Intégrer le risque d’inondation, c’est l’idée suggérée par les ministères de l’Écologie et du Logement par le biais d’un concours à destination des architectes, urbanistes et paysagistes. Le contexte est d’actualité dans l’Aude, régulièrement sujette à d’importantes inondations et qui a tout misé sur la lutte contre l’eau par des digues… qui parfois ne peuvent éviter la catastrophe. « À Sigean, certaines familles n’ont plus rien, l’eau a tout ravagé en novembre dernier, il faut trouver des solutions », s’inquiétait la semaine dernière le maire de Sigean Michel Jammes. L’État est appelé à la rescousse, notamment dans le dossier sigeanais, « pour tout remettre à plat » et écarter définitivement de nouvelles inondations. Il existe certes « des solutions, adoptées par nos anciens, combattues, puis réintroduites », expliquait récemment Madame le sous-préfet Béatrice Obara, mais « il faut comprendre que la protection de ce territoire est un exercice complexe qui demande des expertises ».

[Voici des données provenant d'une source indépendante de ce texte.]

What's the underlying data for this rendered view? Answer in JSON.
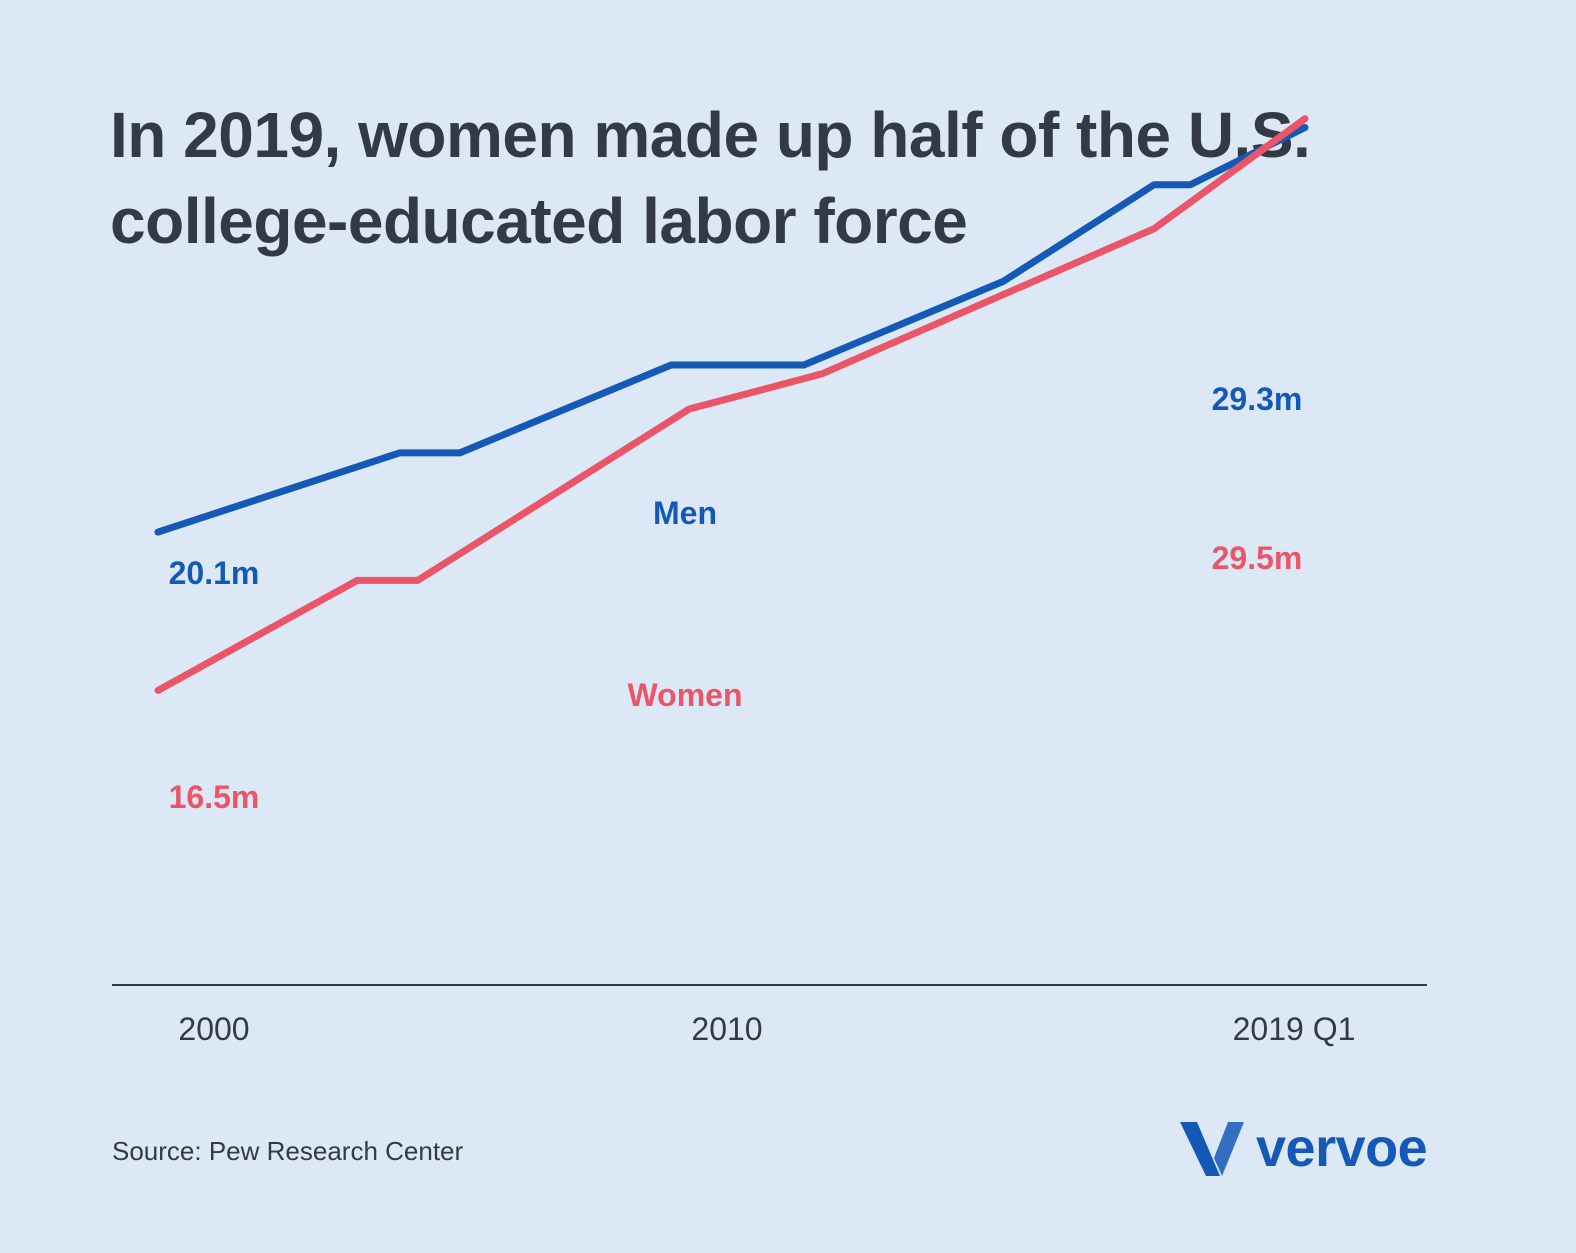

En attendant, les velléités d’expérimentation, comme à Gruissan, où la commune se sert d’un document audacieux présenté par des élèves en architecture, « sont rejetées en bloc, dès qu’il est question de construction adaptée en zone inondable ». Des architectes renommés, rencontrés à Marne-la- Vallée par les élus gruissanais auraient même regretté le « conservatisme audois ». Et pourtant, la France avec ses 19 193 kilomètres de côte, est menacée par la montée des eaux due au réchauffement climatique. Le littoral grand narbonnais pourrait servir de laboratoire. Mais « on ne régule pas d’en haut », analyse l’architecte narbonnais Jean-Pierre Gary, qui a travaillé sur la Mission Racine. Et puis « économiquement ce n’est pas viable », tant que « l’habitat ne sera pas d’intérêt général », mais… l’affaire des promoteurs. C’est aussi l’affaire des assureurs, qui depuis la tempête Xynthia, ses 53 victimes et 2,5 milliards d’euros de dommages font pression sur l’État, pour ne plus être ainsi exposés.
“Donnez-moi un étang, faisable mais irréalisable selon Jean-Pierre Gary
« Donnez-moi un bel étang et je vous fais de l’habitat flottant », sourit Jean-Pierre Gary. L’habitat flottant « intégrant le risque d’inondation », l’architecte et urbaniste narbonnais connaît. Il a notamment travaillé avec Roland Castro sur la mission Racine d’aménagement du littoral. Il a aussi travaillé sur le projet d’ultime station du littoral – jamais réalisé – entre les Cabanes de Fleury et Vendres (photo ci-contre), le projet Nysa. La loi littorale enterrera le projet dans les années 80. « On savait mettre en eau toute l’année les bassins des Salins du Midi, il était possible de créer un habitat ludique… sur le Mékong il y a bien des villages flottants », résume Jean-Pierre Gary. Mais le problème c’est « qu’on n’est pas dans le delta du Mékong », or « l’habitat flottant fonctionne uniquement s’il y a de l’eau ». Jean-Pierre Gary a aussi travaillé sur la ZAC de la Robine sous l’ère Moynier : « Moynier me dit de trouver une possibilité de faire de l’habitat autonome en énergie et flottant, comme en Suisse (des bureaux sur le lac Léman). Je travaille dessus et une question se pose : qu’est ce que je fais si je n’ai pas d’eau en permanence. Je voulais mettre en eau, ce qui a suscité les hurlements de l’État, parce que ça aurait été une fenêtre ouverte sur la construction en zone inondable ! » Aujourd’hui la tendance est au retrait des zones à risques, par le biais de la Résorption de l’Habitat Insalubre. Des questions se posent néanmoins, sur l’occupation des sols dans une époque qui a bien changé depuis la mission Racine. Plus récemment, avec Michel Py à Leucate, Jean-Pierre Gary a tenté de « résoudre la difficile équation : logements vides les trois quarts de l’année et forte demande de logements dans un secteur saturé, sans terrains constructibles ».